The room serves now as storage. There are boxes and bags of things here, most of them belonging to my father, things my mother won’t throw out. Not out of sentiment—out of spite. “I won’t do his dirty work for him,” she said once. “His things will rot in there before I lift a finger to get rid of them.”
It made no sense to me then and makes no sense to me now, but I try to avoid asking my mother to explain herself.
For a time, I thought the boxes and the bags might contain mementos of my sister—photos, old toys, old clothes. But, no. There are books and magazines, old drawings, bits and pieces of model airplanes and HO scale trains. I have a vague, flickering memory of a Christmas tree scraping the ceiling and a model train platform that took up half the living room floor, the chug and click of the train cars in unison with sparks that delighted me. One engine almost politely burped puffs of smoke.

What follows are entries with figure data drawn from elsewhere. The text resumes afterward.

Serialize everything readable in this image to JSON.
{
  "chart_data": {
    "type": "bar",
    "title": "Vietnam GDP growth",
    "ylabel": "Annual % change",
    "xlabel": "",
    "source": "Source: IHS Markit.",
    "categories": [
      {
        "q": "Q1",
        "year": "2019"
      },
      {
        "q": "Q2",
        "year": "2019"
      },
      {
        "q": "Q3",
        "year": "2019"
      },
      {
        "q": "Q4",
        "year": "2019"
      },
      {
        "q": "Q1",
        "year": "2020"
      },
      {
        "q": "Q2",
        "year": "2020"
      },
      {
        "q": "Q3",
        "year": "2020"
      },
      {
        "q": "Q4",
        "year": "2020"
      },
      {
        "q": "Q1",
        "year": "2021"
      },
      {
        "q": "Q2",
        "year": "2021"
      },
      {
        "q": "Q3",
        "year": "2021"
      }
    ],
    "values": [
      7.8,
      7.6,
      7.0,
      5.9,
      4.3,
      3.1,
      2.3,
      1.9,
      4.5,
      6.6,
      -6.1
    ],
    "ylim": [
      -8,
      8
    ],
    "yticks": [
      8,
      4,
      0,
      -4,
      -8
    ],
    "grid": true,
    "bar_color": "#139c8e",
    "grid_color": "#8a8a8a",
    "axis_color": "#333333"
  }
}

The smell of pine, the stab-crunch of needles underfoot through winter-thick socks. A giggle-laugh that must have been mine.
A broken chunk of old memory, adrift in a pool of blood.
I don’t want to remember it. Memories go into the memory hole. That’s where they belong. Dr. Kennedy thought that if I could remember the shooting, I could move on from it. I told him I didn’t want that in my head, just like I don’t want my father’s trains and the smell of pine.
Our Christmas tree for the past few years has been a four-foot-tall plastic and aluminum facsimile of a fir that Mom has me haul out of the attic shortly after each Thanksgiving. It looks as fresh each year as the year before. My sister’s room is not frozen in time, but the Christmas tree is. It’s still not symbolic, though—it’s just crappy Chinese plastic. It’s chemistry class, not English.
There may be symbols and symbolism in books and movies—sometimes it’s even fun to find them—but in real life, we only have boxes and bags, old sagging shelves, and attics with fake Christmas trees. And none of it means anything. It’s all just the detritus of life, our own jetsam, heaved overboard, then washed back to us by the waves and the tides.
Coming around and around again. And the water disgorges the same sights, same house, same me, same Mom.